1. Le support direct de l'état
D'abord le support direct de l'État. Les organismes
qui sollicitent des commandites privées se heurtent souvent à une
première barrière : des entreprises privées, quoique désireuses de
s'associer à des organismes artistiques, ne veulent pas faire de la
suppléance ou devenir les «bouche-trous» d'un soutien
gouvernemental qui aurait diminué. Elles souhaitent, et c'est bien légitime,
que leur partenariat soit un «plus» et elles veulent s'associer à
un défi nouveau.
Une mise au point s'impose ici. Contrairement à ce
qu'on véhicule souvent, le gouvernement du Québec, bien qu'il soit
encore à la recherche de l'équilibre budgétaire, n'a pas diminué
son soutien aux activités artistiques internationales.
En 1994-1995, lors de la création du Conseil, le
budget affecté à la circulation de spectacles hors québec était de
l'ordre de 700,0 $. Aujourd'hui, il dépasse le million de $. À
ce montant, s'ajoutent depuis cette année des crédits supplémentaires
du ministère de la Culture et des Communications de l'ordre d'un
demi-million de $ qui ont été affectés aux tournées
internationales. Pour l'année 1997-1998, c'est donc 1,5 M $ que le Québec
aura versé en tournées soit le double d'il y a trois ans. Certains
se souviendront toutefois que l'effort supplémentaire du gouvernement
du Québec vise à combler la diminution de l'aide fédérale
provenant du ministère des Affaires étrangères du Canada qui a réorienté
son aide, soit vers d'autres provinces, soit vers des projets ciblant
davantage l'interaction culture-diplomatie. Cette diminution du
soutien fédéral, nous n'hésitons pas à le redire, est inacceptable
et il faut souhaiter que des solutions nouvelles seront explorées du
côté fédéral, notamment avec le Conseil des arts du Canada. Malgré
cela, le résultat net est que le support gouvernemental direct est
demeuré sensiblement le même pour les tournées. Les entreprises
privées ou partenaires divers s'associant aux compagnies faisant de
la tournée peuvent être rassurés : leur soutien ne remplace pas
celui de l'État. Il s'inscrit dans un contexte de développement et
de nouvelles pistes de partenariat.
2. La réciprocité
En second lieu, la réciprocité. des organismes
tourneurs se font parfois dire par nos partenaires internationaux que
le Québec serait une terre peu accueillante pour les produits de l'étranger.

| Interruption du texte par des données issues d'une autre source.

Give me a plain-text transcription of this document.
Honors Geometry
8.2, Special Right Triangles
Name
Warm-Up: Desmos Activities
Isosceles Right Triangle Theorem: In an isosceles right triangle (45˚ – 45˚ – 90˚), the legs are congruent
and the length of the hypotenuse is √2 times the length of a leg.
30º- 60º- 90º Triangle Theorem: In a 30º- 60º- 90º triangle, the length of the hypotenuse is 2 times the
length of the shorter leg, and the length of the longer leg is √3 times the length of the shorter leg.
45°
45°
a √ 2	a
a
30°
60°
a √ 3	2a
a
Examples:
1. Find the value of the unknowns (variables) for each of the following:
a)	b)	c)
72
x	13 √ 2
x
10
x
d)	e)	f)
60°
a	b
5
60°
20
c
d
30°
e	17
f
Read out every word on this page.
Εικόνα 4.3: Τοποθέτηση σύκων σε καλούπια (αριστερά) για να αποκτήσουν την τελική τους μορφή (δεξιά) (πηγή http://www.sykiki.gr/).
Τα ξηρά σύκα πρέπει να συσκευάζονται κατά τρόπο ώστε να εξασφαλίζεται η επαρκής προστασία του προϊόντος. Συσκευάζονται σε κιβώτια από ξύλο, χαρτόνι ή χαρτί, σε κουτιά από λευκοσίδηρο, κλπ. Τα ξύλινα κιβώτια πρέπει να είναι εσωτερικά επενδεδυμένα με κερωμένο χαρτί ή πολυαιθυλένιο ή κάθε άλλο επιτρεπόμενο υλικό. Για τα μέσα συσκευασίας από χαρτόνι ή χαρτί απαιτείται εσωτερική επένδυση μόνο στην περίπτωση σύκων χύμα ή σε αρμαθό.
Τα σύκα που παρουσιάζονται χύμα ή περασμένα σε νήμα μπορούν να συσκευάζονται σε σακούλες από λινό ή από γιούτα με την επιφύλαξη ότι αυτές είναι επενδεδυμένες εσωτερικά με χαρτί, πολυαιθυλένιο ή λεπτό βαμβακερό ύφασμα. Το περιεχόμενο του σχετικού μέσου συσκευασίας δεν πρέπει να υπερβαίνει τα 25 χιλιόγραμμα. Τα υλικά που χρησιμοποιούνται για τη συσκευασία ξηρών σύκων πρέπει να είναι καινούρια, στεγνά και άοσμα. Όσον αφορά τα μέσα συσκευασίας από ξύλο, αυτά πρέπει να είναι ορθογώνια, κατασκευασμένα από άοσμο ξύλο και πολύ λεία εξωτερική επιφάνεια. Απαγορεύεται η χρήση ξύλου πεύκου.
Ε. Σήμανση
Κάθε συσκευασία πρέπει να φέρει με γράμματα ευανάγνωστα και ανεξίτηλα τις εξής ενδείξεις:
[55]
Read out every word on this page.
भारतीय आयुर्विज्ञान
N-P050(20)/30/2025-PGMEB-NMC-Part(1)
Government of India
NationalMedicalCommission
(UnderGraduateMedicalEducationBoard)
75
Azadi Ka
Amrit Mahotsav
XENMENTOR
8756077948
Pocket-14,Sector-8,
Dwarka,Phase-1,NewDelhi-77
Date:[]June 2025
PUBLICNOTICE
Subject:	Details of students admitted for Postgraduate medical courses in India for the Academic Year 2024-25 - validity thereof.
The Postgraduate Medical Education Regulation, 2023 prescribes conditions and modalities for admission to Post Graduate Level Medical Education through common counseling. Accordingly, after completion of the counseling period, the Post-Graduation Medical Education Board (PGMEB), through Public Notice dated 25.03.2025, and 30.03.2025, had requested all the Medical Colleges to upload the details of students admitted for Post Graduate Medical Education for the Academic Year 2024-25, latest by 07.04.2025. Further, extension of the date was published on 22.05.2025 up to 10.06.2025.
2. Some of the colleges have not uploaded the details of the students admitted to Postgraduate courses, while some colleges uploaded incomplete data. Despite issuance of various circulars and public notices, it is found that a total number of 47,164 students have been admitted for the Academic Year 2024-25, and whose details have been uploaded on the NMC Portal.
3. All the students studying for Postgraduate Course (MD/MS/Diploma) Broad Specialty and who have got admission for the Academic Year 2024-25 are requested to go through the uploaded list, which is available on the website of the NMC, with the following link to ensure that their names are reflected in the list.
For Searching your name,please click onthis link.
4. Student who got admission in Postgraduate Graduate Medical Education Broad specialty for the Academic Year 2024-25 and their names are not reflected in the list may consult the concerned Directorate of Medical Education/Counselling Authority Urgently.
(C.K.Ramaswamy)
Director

Certains auraient même eu des difficultés à conclure des ententes
de tournée à cause de cette impression. La politique de la diffusion
des arts de la scène s'est penchée sur cette question. Les études
font ressortir que la présence de spectacles étrangers au Québec
varie grandement d'une discipline à une autre, que l'accueil des
spectacles étrangers est fort imposant dans le cadre des festivals et
qu'elle se concentre à 85 % à Montréal et à Québec. Toutefois, en
théâtre, en saison régulière, c'est moins de 1 % de spectacles qui
proviennent de l'étranger alors qu'en chanson les productions étrangères
attirent 47 % du public. La politique a donc émis une orientation de
réciprocité et un nouveau programme a été créé : il vise,
notamment dans les domaines du théâtre et de la danse, l'accueil en
saison régulière de spectacles provenant de pays accueillant les
productions québécoises. Pour cette première année, le programme,
encore en période de rodage, aura permis d'accueillir une
quinzaine de spectacles.
Cette forme d'accueil s'ajoute à l'action de la
vingtaine de festivals internationaux dans lesquels près de 40 % des
productions proviennent de l'étranger (680 productions) et à celles
de diffuseurs très sensibles à la nécessité de la réciprocité.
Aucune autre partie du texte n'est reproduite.